As cifras do sucesso

- Depois de fracassar com sua a primeira ideia, os 135.000 dólares dados por seus pais ajudaram Woodman a expandir sua companhia.

- As câmeras começaram a ser vendidas em 2004. Hoje são as líderes em seu segmento, fazem propaganda no Super Bowl e têm um faturamento que ronda 1 bilhão de dólares por ano.

- As câmeras custam de 650 a 1.300 reais.

- Agora a empresa trabalha no produto: criará uma plataforma para compartilhar os vídeos

Com as GoPro, a ideia não é apenas ver a ação na tela, mas vivenciá-la. Como diz Woodman em público, todo mundo quer imortalizar em algum momento algo das suas vidas e compartilhar isso. O que ele não esperava é que a sua ideia fosse ter tanto sucesso, nem tampouco que suas câmeras panorâmicas fossem usadas como estão sendo. Nunca imaginou, por exemplo, que um adolescente britânico pudesse utilizar uma GoPro para filmar o envio de uma peça de Lego ao limite do espaço, pendurada a um balão meteorológico. Ele ainda pira quando vê isso no YouTube. Outros resultados são espontâneos e, por isso, de grande beleza.

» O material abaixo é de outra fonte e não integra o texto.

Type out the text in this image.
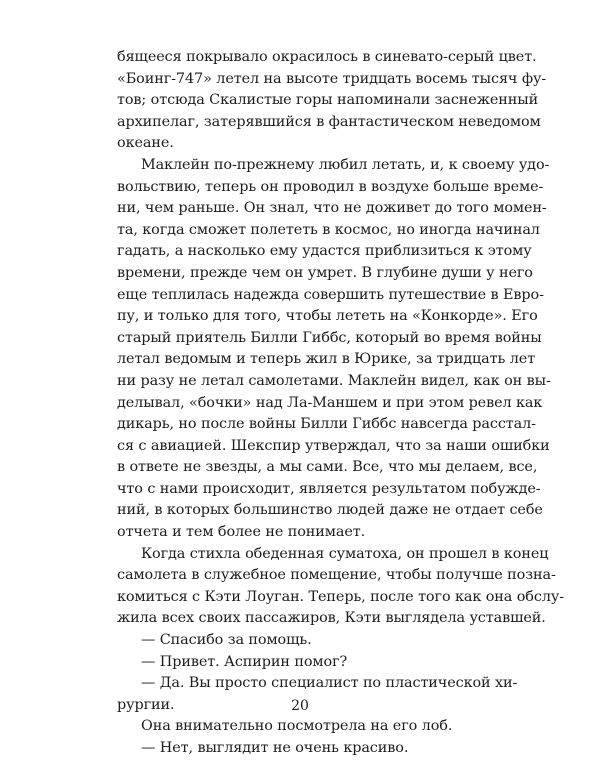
бящееся покрывало окрасилось в синевато-серый цвет.
«Боинг-747» летел на высоте тридцать восемь тысяч фу-
тов; отсюда Скалистые горы напоминали заснеженный
архипелаг, затерявшийся в фантастическом неведомом
океане.
Маклейн по-прежнему любил летать, и, к своему удо-
вольствию, теперь он проводил в воздухе больше време-
ни, чем раньше. Он знал, что не доживет до того момен-
та, когда сможет полететь в космос, но иногда начинал
гадать, а насколько ему удастся приблизиться к этому
времени, прежде чем он умрет. В глубине души у него
еще теплилась надежда совершить путешествие в Евро-
пу, и только для того, чтобы лететь на «Конкорде». Его
старый приятель Билли Гиббс, который во время войны
летал ведомым и теперь жил в Юрике, за тридцать лет
ни разу не летал самолетами. Маклейн видел, как он вы-
делывал, «бочки» над Ла-Маншем и при этом ревел как
дикарь, но после войны Билли Гиббс навсегда расстал-
ся с авиацией. Шекспир утверждал, что за наши ошибки
в ответе не звезды, а мы сами. Все, что мы делаем, все,
что с нами происходит, является результатом побужде-
ний, в которых большинство людей даже не отдает себе
отчета и тем более не понимает.
Когда стихла обеденная суматоха, он прошел в конец
самолета в служебное помещение, чтобы получше позна-
комиться с Кэти Лоуган. Теперь, после того как она обслу-
жила всех своих пассажиров, Кэти выглядела уставшей.
— Спасибо за помощь.
— Привет. Аспирин помог?
— Да. Вы просто специалист по пластической хи-
рургии.
Она внимательно посмотрела на его лоб.
— Нет, выглядит не очень красиво.
20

A Kombi com a qual zanzava pelas lojas de surfe vendendo a câmera ficou para a história. Woodman agora viaja a lazer e a negócios no seu próprio jatinho, um Gulfstream III. Comenta que, no começo, ficou assustado com a velocidade do crescimento da empresa, porque sabia por experiência própria que o sucesso no mundo tecnológico é efêmero. Mas ele tem ainda mais medo do fracasso, e possivelmente seja essa a sua grande motivação. É uma constante que se vê em outros grandes inovadores e que os leva a constantemente fazer o produto evoluir.

Como estudante, era um garoto dispersivo, mais interessado nos esportes do que nos livros. O surfe era e é a sua obsessão, como os aviões por controle remoto. Por isso, escolheu a Universidade de Califórnia em San Diego para estudar e ficar perto das ondas.

A primeira GoPro foi apresentada em setembro de 2004. Foi ele mesmo quem projetou e montou os primeiros protótipos, além de negociar com fabricantes na China para obter as peças. Era o único funcionário da companhia. Um ano depois, chegou ao estúdio do canal de vendas QVC, e atualmente conta com uma equipe de mais de cem engenheiros que estão continuamente trabalhando na melhora do aparelho. Ele se encarrega principalmente de vender o produto e de negociar com os fabricantes de componentes, como quando vendia limonadas e camisetas para bancar suas viagens pelas praias californianas. É desses que acham que, se você acredita no produto, vendê-lo é uma consequência natural. No seu caso, além disso, tem presença.

Chegar a Wall Street é o objetivo máximo de qualquer empresa com aspirações globais. Sabe-se pouco do negócio das câmeras GoPro. A companhia escolheu a via confidencial para preparar o processo que a levará à Bolsa nova-iorquina. A única referência são os 200 milhões de dólares investidos pela Foxconn, a companhia chinesa que monta os iPhones e iPads. Isso foi no final de 2012, e desde então a companhia atingiu um valor de mercado de 2,3 bilhões de dólares, o que colocou Woodman no clube dos multimilionários. Diz-se que sua fortuna ronda 1,35 bilhão. O faturamento da GoPro dobra a cada ano desde que seu produto chegou às prateleiras da rede BestBuy. Um negócio que vendeu cerca de 150.000 dólares em 2004 passou a faturar 3,4 milhões no ano seguinte ao lançamento da versão digital, em 2006. Daí saltou a mais de 520 milhões em 2012. Calcula-se que no último ano tenha superado 1 bilhão de dólares em faturamento, mas isso ninguém saberá com exatidão enquanto nenhuma câmera for bisbilhotar os seus segredos.